This past fall, we the Harvard student body received a community advisory alert from the Harvard University Police Department about a sexual assault near campus. The alert contained a list of safety tips, including “wear sneakers or shoes that allow for added mobility” and “walk with confidence.” In this email, Harvard demonstrated the following strategy for preventing sexual assault: Encourage potential victims to run faster. But when attacked by a fellow student in a dorm room, House, or final club, where are students supposed to run?
Community advisories like the one Harvard sent out this fall are worse than impractical. They are part of a larger trend of Harvard’s victim-blaming attitudes that hinder survivors’ pursuit of justice by instructing them “not to get raped.” Imagine that you have survived a rape. If you were to have your lived experience and trauma invalidated by a doctor, or an administrator tell you that your rape wasn’t violent enough for the Administrative Board to consider your case or that men in your culture are naturally gropey, how could you believe that your university is there to protect you? And after having received such messages, how could you ever turn to your university for help again?
By now, this story is a familiar one. Starting at Yale in 2010, students at many of Harvard’s peer institutions—Swarthmore, Amherst, Emerson, University of North Carolina, and Dartmouth, to name a few—have come forward to expose their experiences of sexual assault and university indifference. Survivors and activists are using Title IX, a federal law prohibiting sex discrimination at universities, to advocate for better responses to campus sexual violence.
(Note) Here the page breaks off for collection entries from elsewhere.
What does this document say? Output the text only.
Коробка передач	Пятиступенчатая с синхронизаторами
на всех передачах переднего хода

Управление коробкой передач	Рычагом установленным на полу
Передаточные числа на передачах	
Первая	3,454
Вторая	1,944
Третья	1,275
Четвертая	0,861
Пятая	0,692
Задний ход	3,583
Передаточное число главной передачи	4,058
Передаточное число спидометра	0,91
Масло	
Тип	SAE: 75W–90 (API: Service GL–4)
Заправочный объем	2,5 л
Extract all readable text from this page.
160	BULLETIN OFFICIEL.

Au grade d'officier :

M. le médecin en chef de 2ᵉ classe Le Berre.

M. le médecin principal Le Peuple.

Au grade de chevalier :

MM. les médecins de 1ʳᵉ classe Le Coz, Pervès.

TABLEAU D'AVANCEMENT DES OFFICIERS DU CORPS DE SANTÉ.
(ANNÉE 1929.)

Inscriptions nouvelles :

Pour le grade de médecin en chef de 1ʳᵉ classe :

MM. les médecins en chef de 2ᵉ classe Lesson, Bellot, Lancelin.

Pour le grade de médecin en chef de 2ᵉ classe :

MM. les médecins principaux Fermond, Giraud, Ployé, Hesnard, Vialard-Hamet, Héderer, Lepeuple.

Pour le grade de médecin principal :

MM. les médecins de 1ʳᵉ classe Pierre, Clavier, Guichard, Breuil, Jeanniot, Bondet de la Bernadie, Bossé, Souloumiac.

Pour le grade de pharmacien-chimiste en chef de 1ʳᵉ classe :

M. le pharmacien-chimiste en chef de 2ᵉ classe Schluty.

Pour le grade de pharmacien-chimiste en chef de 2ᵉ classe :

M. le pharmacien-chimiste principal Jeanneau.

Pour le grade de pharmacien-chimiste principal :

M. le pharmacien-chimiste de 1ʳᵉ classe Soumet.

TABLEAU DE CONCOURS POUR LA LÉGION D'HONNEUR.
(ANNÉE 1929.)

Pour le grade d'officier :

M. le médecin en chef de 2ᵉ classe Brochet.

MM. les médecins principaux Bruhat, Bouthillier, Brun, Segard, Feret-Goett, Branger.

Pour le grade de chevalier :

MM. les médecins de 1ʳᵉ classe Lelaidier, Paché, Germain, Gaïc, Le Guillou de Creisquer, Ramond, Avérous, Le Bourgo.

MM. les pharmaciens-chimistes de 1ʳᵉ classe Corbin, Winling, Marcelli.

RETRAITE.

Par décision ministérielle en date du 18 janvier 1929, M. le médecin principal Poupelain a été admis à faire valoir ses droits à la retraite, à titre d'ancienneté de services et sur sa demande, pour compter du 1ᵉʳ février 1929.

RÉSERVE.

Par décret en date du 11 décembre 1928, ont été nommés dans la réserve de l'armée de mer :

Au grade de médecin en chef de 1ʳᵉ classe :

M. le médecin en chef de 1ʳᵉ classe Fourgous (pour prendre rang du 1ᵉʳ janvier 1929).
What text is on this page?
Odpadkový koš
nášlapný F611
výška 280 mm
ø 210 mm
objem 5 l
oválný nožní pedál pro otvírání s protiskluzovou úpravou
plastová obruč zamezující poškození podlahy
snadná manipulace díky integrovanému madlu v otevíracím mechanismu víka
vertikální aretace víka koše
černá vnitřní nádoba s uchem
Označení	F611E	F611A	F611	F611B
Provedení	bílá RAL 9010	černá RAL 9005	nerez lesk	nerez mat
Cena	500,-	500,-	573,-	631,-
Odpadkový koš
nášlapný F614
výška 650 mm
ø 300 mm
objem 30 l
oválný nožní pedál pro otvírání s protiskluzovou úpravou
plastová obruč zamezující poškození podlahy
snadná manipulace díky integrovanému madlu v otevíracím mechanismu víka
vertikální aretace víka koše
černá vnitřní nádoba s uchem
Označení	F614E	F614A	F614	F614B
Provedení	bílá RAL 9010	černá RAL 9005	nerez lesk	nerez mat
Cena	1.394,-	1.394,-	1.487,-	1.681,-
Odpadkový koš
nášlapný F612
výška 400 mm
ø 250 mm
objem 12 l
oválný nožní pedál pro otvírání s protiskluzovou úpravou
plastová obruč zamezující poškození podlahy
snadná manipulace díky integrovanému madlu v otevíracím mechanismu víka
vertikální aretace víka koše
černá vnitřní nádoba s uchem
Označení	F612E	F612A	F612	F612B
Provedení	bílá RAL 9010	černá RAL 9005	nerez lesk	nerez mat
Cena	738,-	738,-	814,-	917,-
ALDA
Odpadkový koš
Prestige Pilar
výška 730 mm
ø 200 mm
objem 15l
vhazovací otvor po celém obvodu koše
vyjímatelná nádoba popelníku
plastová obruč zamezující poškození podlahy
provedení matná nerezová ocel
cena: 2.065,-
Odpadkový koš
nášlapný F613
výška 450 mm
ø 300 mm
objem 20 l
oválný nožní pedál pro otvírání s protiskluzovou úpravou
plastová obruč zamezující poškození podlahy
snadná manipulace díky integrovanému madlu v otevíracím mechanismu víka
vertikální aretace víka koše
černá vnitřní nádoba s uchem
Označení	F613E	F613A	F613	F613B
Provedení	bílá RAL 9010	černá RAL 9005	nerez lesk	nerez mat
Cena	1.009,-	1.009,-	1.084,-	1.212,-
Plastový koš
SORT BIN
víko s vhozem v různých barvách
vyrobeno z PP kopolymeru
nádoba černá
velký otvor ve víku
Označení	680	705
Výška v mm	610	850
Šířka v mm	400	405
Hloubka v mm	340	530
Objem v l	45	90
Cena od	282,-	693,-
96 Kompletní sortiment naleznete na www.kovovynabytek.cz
Title IX recognizes that sexual assault violates a survivor’s right to a safe education and obligates universities to restore survivors’ safety and security, providing guidelines for sexual assault policies to aid universities in achieving that goal. Student activism around Title IX has been gaining traction at the national level: In January, President Obama issued a renewed call to action to end campus sexual violence. He also created the White House Task Force to Protect Students from Sexual Assault.
Unfortunately, Harvard has joined many other colleges in becoming increasingly legalistic in its response to student advocacy and outcry in an attempt to save face rather than prioritize survivors’ needs. Yes, Harvard has appointed two new Title IX coordinators and announced a working-group to review Harvard's policies and develop recommendations. But the University has all but shut out student and survivor participation and input when it comes to reviewing policy that is nominally being designed for our protection.
Because students and survivors are the ones who feel the impact of the systemic failures of the Harvard’s policy and programming around sexual violence, they have a crucial contribution to make in identifying the most important changes. Harvard should institute new policies that consistently support survivors and adhere to Title IX guidelines.
First, Harvard ought to standardize the informal process through which survivors can seek academic, residential, and extracurricular accommodations such as coursework extensions, housing changes, and no-contact orders. All administrators and students should be thoroughly trained about this process so that survivors enter conversations with administrators aware of what accommodations should be available to them. This will allow survivors to advocate for themselves in Harvard’s system. When the implementation of accommodations to protect the survivor requires disrupting existing residential, academic, or extracurricular situations, Harvard should place the brunt of the disruption on perpetrators, not survivors, as the Department of Education instructs. Now, with a policy that effectively means that, as a Crimson article from March 7, 2013, puts it, “victims of sexual assault must adjust their own schedules or change their housing if the perpetrator is allowed to remain on campus,” Harvard places an additional psychological and emotional burden on survivors, as the anonymous survivor’s story published yesterday in The Crimson evidences.
Second, the Ad Board must adhere to Title IX standards in order to provide an expedient decision-making process for survivors. Title IX’s 60-day timeline ensures that universities address student claims in a timely manner, instead of standing by until survivors or assailants graduate or until survivors give up after months of waiting.